IL PERSONAGGIO

Don “Lello” Paltrinieri, da 50 anni sacerdote in missione a Savona

"Aver lavorato come postino mi è servito per imparare ad ascoltare le persone"

Savona. Il 28 giugno don Angelo Paltrinieri, per tutti “Lello“, canonico della Cattedrale, ha festeggiato 50 anni di sacerdozio. Nato a Savona il 21 aprile 1937, ex postino, ex ala sinistra del Savona Calcio ed ex mezzala dell’Albenga, è divenuto presbitero nel ’76 a 39 anni: si potrebbe dire una vocazione tardiva ma giunta sulla scia dell’amore per Gesù e il prossimo.

“La mia vocazione nasce dall’esperienza fin da bambino nei Salesiani e dall’amicizia cristiana fondata sulla fede con don Giovanni Ricci, che fu come un padre per me e mi spinse ad entrare in Seminario – racconta – Con me entrò anche il mio grande amico Giuan Nasi. Furono anni impegnativi con lo studio della teologia, del latino, della filosofia, ma con lui ci sostenevamo a vicenda.”

“Con il vescovo Giulio Sanguineti feci una bella esperienza in una missione in Centrafrica – ricorda – Tornato da questa avventura, mi affidò la ‘missione’ a Savona, dove iniziai ad incontrare la gente. Il mio lavoro di postino mi ha aiutato molto, ero abituato ad avere contatti con le persone e ciò mi è servito nella mia missione di sacerdote. Ho iniziato presto a lavorare, ero un ragazzino, dovevo aiutare mia mamma che era rimasta vedova. Sono stato nelle Poste per quindici anni, per questo motivo sono entrato in Seminario più tardi.”

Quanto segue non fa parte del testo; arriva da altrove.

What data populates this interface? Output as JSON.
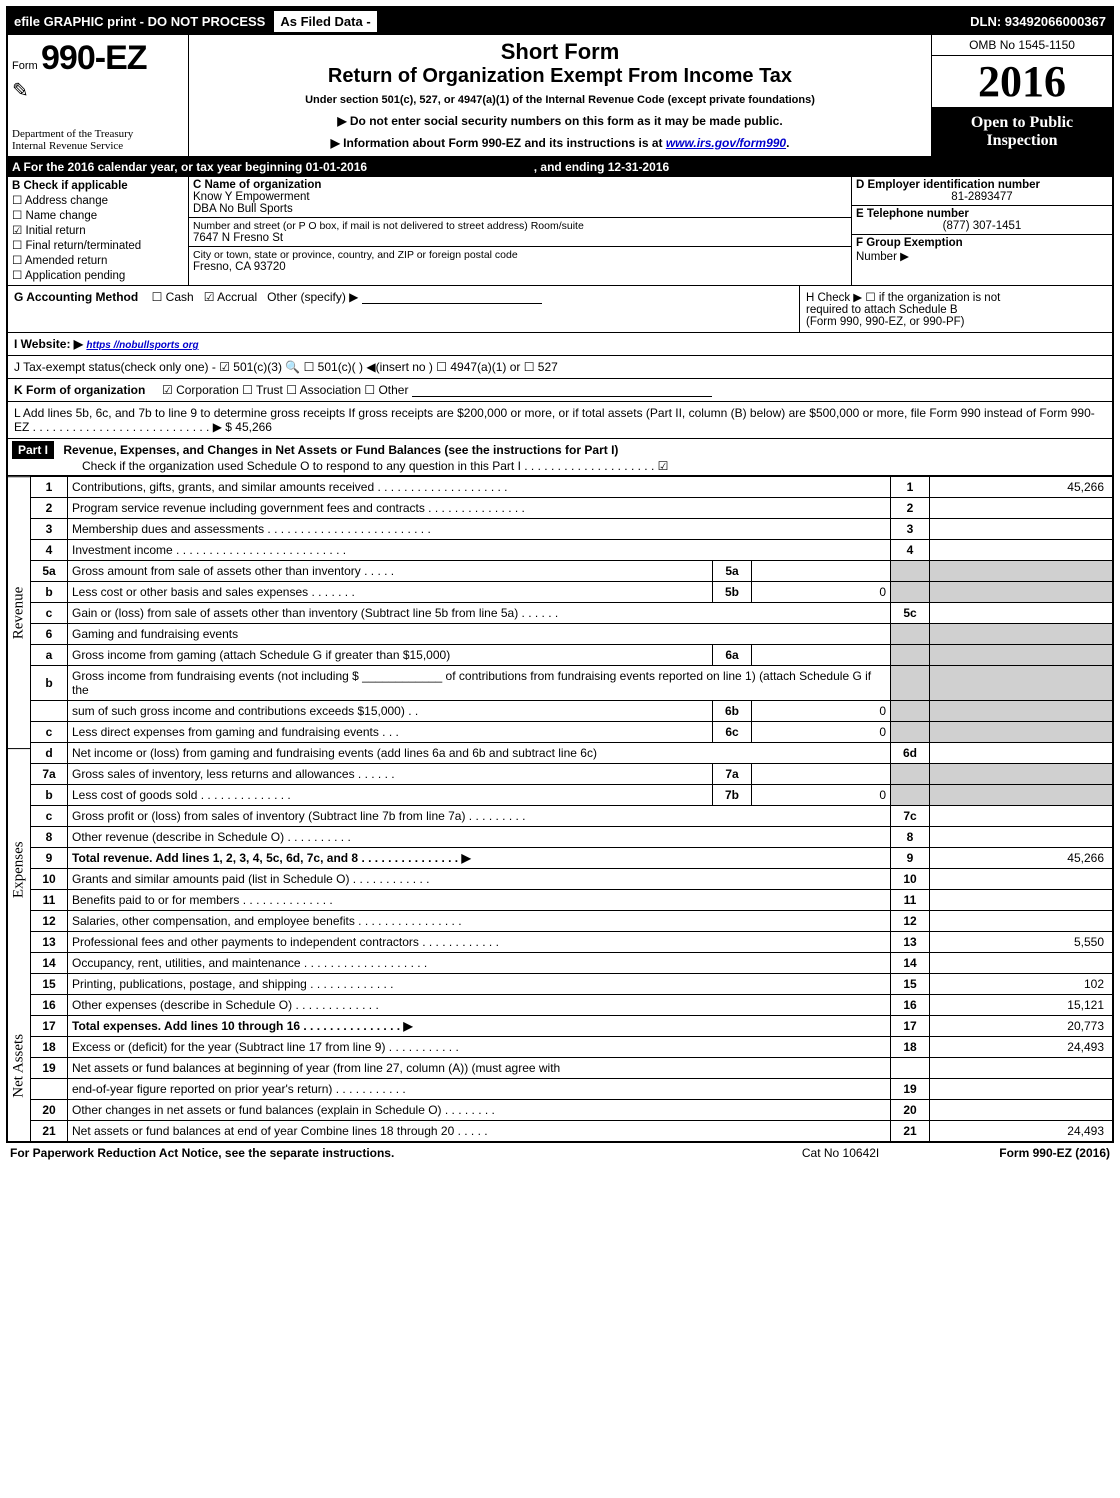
{
  "topbar": {
    "left": "efile GRAPHIC print - DO NOT PROCESS",
    "mid": "As Filed Data -",
    "right": "DLN: 93492066000367"
  },
  "header": {
    "form_prefix": "Form",
    "form_number": "990-EZ",
    "dept1": "Department of the Treasury",
    "dept2": "Internal Revenue Service",
    "short_form": "Short Form",
    "title": "Return of Organization Exempt From Income Tax",
    "under": "Under section 501(c), 527, or 4947(a)(1) of the Internal Revenue Code (except private foundations)",
    "instr1": "▶ Do not enter social security numbers on this form as it may be made public.",
    "instr2_prefix": "▶ Information about Form 990-EZ and its instructions is at ",
    "instr2_link": "www.irs.gov/form990",
    "instr2_suffix": ".",
    "omb": "OMB No 1545-1150",
    "year": "2016",
    "open1": "Open to Public",
    "open2": "Inspection"
  },
  "lineA": {
    "text_prefix": "A  For the 2016 calendar year, or tax year beginning 01-01-2016",
    "text_mid": ", and ending 12-31-2016"
  },
  "sectionB": {
    "heading": "B  Check if applicable",
    "items": [
      {
        "box": "☐",
        "label": "Address change"
      },
      {
        "box": "☐",
        "label": "Name change"
      },
      {
        "box": "☑",
        "label": "Initial return"
      },
      {
        "box": "☐",
        "label": "Final return/terminated"
      },
      {
        "box": "☐",
        "label": "Amended return"
      },
      {
        "box": "☐",
        "label": "Application pending"
      }
    ],
    "c_label": "C Name of organization",
    "c_name": "Know Y Empowerment",
    "c_dba": "DBA No Bull Sports",
    "addr_label": "Number and street (or P O  box, if mail is not delivered to street address)  Room/suite",
    "addr": "7647 N Fresno St",
    "city_label": "City or town, state or province, country, and ZIP or foreign postal code",
    "city": "Fresno, CA  93720",
    "d_label": "D Employer identification number",
    "d_val": "81-2893477",
    "e_label": "E Telephone number",
    "e_val": "(877) 307-1451",
    "f_label": "F Group Exemption",
    "f_label2": "Number   ▶"
  },
  "lineG": {
    "label": "G Accounting Method",
    "cash": "☐ Cash",
    "accrual": "☑ Accrual",
    "other": "Other (specify) ▶"
  },
  "lineH": {
    "text1": "H   Check ▶  ☐  if the organization is not",
    "text2": "required to attach Schedule B",
    "text3": "(Form 990, 990-EZ, or 990-PF)"
  },
  "lineI": {
    "label": "I Website: ▶",
    "link": "https //nobullsports org"
  },
  "lineJ": {
    "text": "J Tax-exempt status(check only one) - ☑ 501(c)(3) 🔍 ☐  501(c)(  ) ◀(insert no ) ☐ 4947(a)(1) or  ☐ 527"
  },
  "lineK": {
    "label": "K Form of organization",
    "opts": "☑ Corporation   ☐ Trust   ☐ Association   ☐ Other"
  },
  "lineL": {
    "text": "L Add lines 5b, 6c, and 7b to line 9 to determine gross receipts  If gross receipts are $200,000 or more, or if total assets (Part II, column (B) below) are $500,000 or more, file Form 990 instead of Form 990-EZ  .  .  .  .  .  .  .  .  .  .  .  .  .  .  .  .  .  .  .  .  .  .  .  .  .  .  . ▶ $ 45,266"
  },
  "part1": {
    "label": "Part I",
    "title": "Revenue, Expenses, and Changes in Net Assets or Fund Balances (see the instructions for Part I)",
    "check": "Check if the organization used Schedule O to respond to any question in this Part I .  .  .  .  .  .  .  .  .  .  .  .  .  .  .  .  .  .  .  . ☑"
  },
  "side_labels": {
    "revenue": "Revenue",
    "expenses": "Expenses",
    "netassets": "Net Assets"
  },
  "lines": [
    {
      "n": "1",
      "d": "Contributions, gifts, grants, and similar amounts received .  .  .  .  .  .  .  .  .  .  .  .  .  .  .  .  .  .  .  .",
      "bn": "1",
      "bv": "45,266"
    },
    {
      "n": "2",
      "d": "Program service revenue including government fees and contracts .  .  .  .  .  .  .  .  .  .  .  .  .  .  .",
      "bn": "2",
      "bv": ""
    },
    {
      "n": "3",
      "d": "Membership dues and assessments .  .  .  .  .  .  .  .  .  .  .  .  .  .  .  .  .  .  .  .  .  .  .  .  .",
      "bn": "3",
      "bv": ""
    },
    {
      "n": "4",
      "d": "Investment income .  .  .  .  .  .  .  .  .  .  .  .  .  .  .  .  .  .  .  .  .  .  .  .  .  .",
      "bn": "4",
      "bv": ""
    },
    {
      "n": "5a",
      "d": "Gross amount from sale of assets other than inventory .  .  .  .  .",
      "ib": "5a",
      "iv": "",
      "shade": true
    },
    {
      "n": "b",
      "d": "Less  cost or other basis and sales expenses .  .  .  .  .  .  .",
      "ib": "5b",
      "iv": "0",
      "shade": true,
      "iv_align": "right"
    },
    {
      "n": "c",
      "d": "Gain or (loss) from sale of assets other than inventory (Subtract line 5b from line 5a) .  .  .  .  .  .",
      "bn": "5c",
      "bv": ""
    },
    {
      "n": "6",
      "d": "Gaming and fundraising events",
      "shade": true
    },
    {
      "n": "a",
      "d": "Gross income from gaming (attach Schedule G if greater than $15,000)",
      "ib": "6a",
      "iv": "",
      "shade": true
    },
    {
      "n": "b",
      "d": "Gross income from fundraising events (not including $ ____________  of contributions from fundraising events reported on line 1) (attach Schedule G if the",
      "shade": true
    },
    {
      "n": "",
      "d": "sum of such gross income and contributions exceeds $15,000)    .  .",
      "ib": "6b",
      "iv": "0",
      "shade": true,
      "iv_align": "right"
    },
    {
      "n": "c",
      "d": "Less  direct expenses from gaming and fundraising events       .  .  .",
      "ib": "6c",
      "iv": "0",
      "shade": true,
      "iv_align": "right"
    },
    {
      "n": "d",
      "d": "Net income or (loss) from gaming and fundraising events (add lines 6a and 6b and subtract line 6c)",
      "bn": "6d",
      "bv": ""
    },
    {
      "n": "7a",
      "d": "Gross sales of inventory, less returns and allowances .  .  .  .  .  .",
      "ib": "7a",
      "iv": "",
      "shade": true
    },
    {
      "n": "b",
      "d": "Less  cost of goods sold           .  .  .  .  .  .  .  .  .  .  .  .  .  .",
      "ib": "7b",
      "iv": "0",
      "shade": true,
      "iv_align": "right"
    },
    {
      "n": "c",
      "d": "Gross profit or (loss) from sales of inventory (Subtract line 7b from line 7a) .  .  .  .  .  .  .  .  .",
      "bn": "7c",
      "bv": ""
    },
    {
      "n": "8",
      "d": "Other revenue (describe in Schedule O)                        .  .  .  .  .  .  .  .  .  .",
      "bn": "8",
      "bv": ""
    },
    {
      "n": "9",
      "d": "Total revenue. Add lines 1, 2, 3, 4, 5c, 6d, 7c, and 8  .  .  .  .  .  .  .  .  .  .  .  .  .  .  .    ▶",
      "bn": "9",
      "bv": "45,266",
      "bold": true
    },
    {
      "n": "10",
      "d": "Grants and similar amounts paid (list in Schedule O)         .  .  .  .  .  .  .  .  .  .  .  .",
      "bn": "10",
      "bv": ""
    },
    {
      "n": "11",
      "d": "Benefits paid to or for members                    .  .  .  .  .  .  .  .  .  .  .  .  .  .",
      "bn": "11",
      "bv": ""
    },
    {
      "n": "12",
      "d": "Salaries, other compensation, and employee benefits .  .  .  .  .  .  .  .  .  .  .  .  .  .  .  .",
      "bn": "12",
      "bv": ""
    },
    {
      "n": "13",
      "d": "Professional fees and other payments to independent contractors  .  .  .  .  .  .  .  .  .  .  .  .",
      "bn": "13",
      "bv": "5,550"
    },
    {
      "n": "14",
      "d": "Occupancy, rent, utilities, and maintenance .  .  .  .  .  .  .  .  .  .  .  .  .  .  .  .  .  .  .",
      "bn": "14",
      "bv": ""
    },
    {
      "n": "15",
      "d": "Printing, publications, postage, and shipping           .  .  .  .  .  .  .  .  .  .  .  .  .",
      "bn": "15",
      "bv": "102"
    },
    {
      "n": "16",
      "d": "Other expenses (describe in Schedule O)              .  .  .  .  .  .  .  .  .  .  .  .  .",
      "bn": "16",
      "bv": "15,121"
    },
    {
      "n": "17",
      "d": "Total expenses. Add lines 10 through 16         .  .  .  .  .  .  .  .  .  .  .  .  .  .  .   ▶",
      "bn": "17",
      "bv": "20,773",
      "bold": true
    },
    {
      "n": "18",
      "d": "Excess or (deficit) for the year (Subtract line 17 from line 9)       .  .  .  .  .  .  .  .  .  .  .",
      "bn": "18",
      "bv": "24,493"
    },
    {
      "n": "19",
      "d": "Net assets or fund balances at beginning of year (from line 27, column (A)) (must agree with"
    },
    {
      "n": "",
      "d": "end-of-year figure reported on prior year's return)             .  .  .  .  .  .  .  .  .  .  .",
      "bn": "19",
      "bv": ""
    },
    {
      "n": "20",
      "d": "Other changes in net assets or fund balances (explain in Schedule O)     .  .  .  .  .  .  .  .",
      "bn": "20",
      "bv": ""
    },
    {
      "n": "21",
      "d": "Net assets or fund balances at end of year  Combine lines 18 through 20         .  .  .  .  .",
      "bn": "21",
      "bv": "24,493"
    }
  ],
  "footer": {
    "left": "For Paperwork Reduction Act Notice, see the separate instructions.",
    "mid": "Cat No  10642I",
    "right": "Form 990-EZ (2016)"
  }
}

Don Angelo “Lello” Paltrinieri

Dall’85 al ’91 don Paltrinieri svolge il suo ministero fra le strade del quartiere Mongrifone, incontrando le persone, parlando con loro, ascoltandole, guadagnandosi la loro amicizia e fiducia, avvicinando al Vangelo anche quelle ritenute “poco raccomandabili” e portando sempre a tutti una parola di conforto. “Dal mattino alla sera camminavo per le strade e parlavo con la gente – racconta – Celebravo la messa nelle case, perché nel quartiere non c’era una chiesa, e facevamo anche incontri di preghiera. Per le grandi feste, come Natale e Pasqua, l’eucarestia veniva celebrata nell’asilo comunale di Mongrifone.”

“In seguito il Comune ci diede un terreno e monsignor Sanguineti il consenso per costruire una chiesina – aggiunge – Fu realizzata in legno e si arricchì a poco a poco delle donazioni di varie persone, come la campana, appartenuta ad una nave russa, il campanile, costruito da amici operai, e un carro merci ferroviario, che fu allestito come oratorio per i ragazzi”. Nacque così Casa Zaccheo, in via Tissoni, che fu consacrata da monsignor Roberto Amadei il 24 marzo 1991, giorno scelto in memoria del martirio di Oscar Arnulfo Romero, arcivescovo di San Salvador, ucciso nell’80 mentre celebrava la messa nella cappella dell’ospedale della Divina Provvidenza.

Don Angelo “Lello” Paltrinieri

Tuttavia don Angelo Paltrinieri non è solo il fondatore di Casa Zaccheo: nel suo percorso di sacerdote ha incontrato tantissima gente che ancora oggi lo stima e gli vuole bene, perché ha sempre saputo creare un rapporto di vera fraternità e amicizia, nel solco dell’insegnamento di Gesù. Inoltre ha seguito molto i giovani: ad esempio con il doposcuola del Duomo creò anche una squadra di calcio. Fu poi viceparroco del Sacro Cuore e in Sant’Andrea, accolse i marittimi alla Stella Maris in porto con don Mario Genta e servì nella chiesa di Maria Ausiliatrice, in via don Bosco.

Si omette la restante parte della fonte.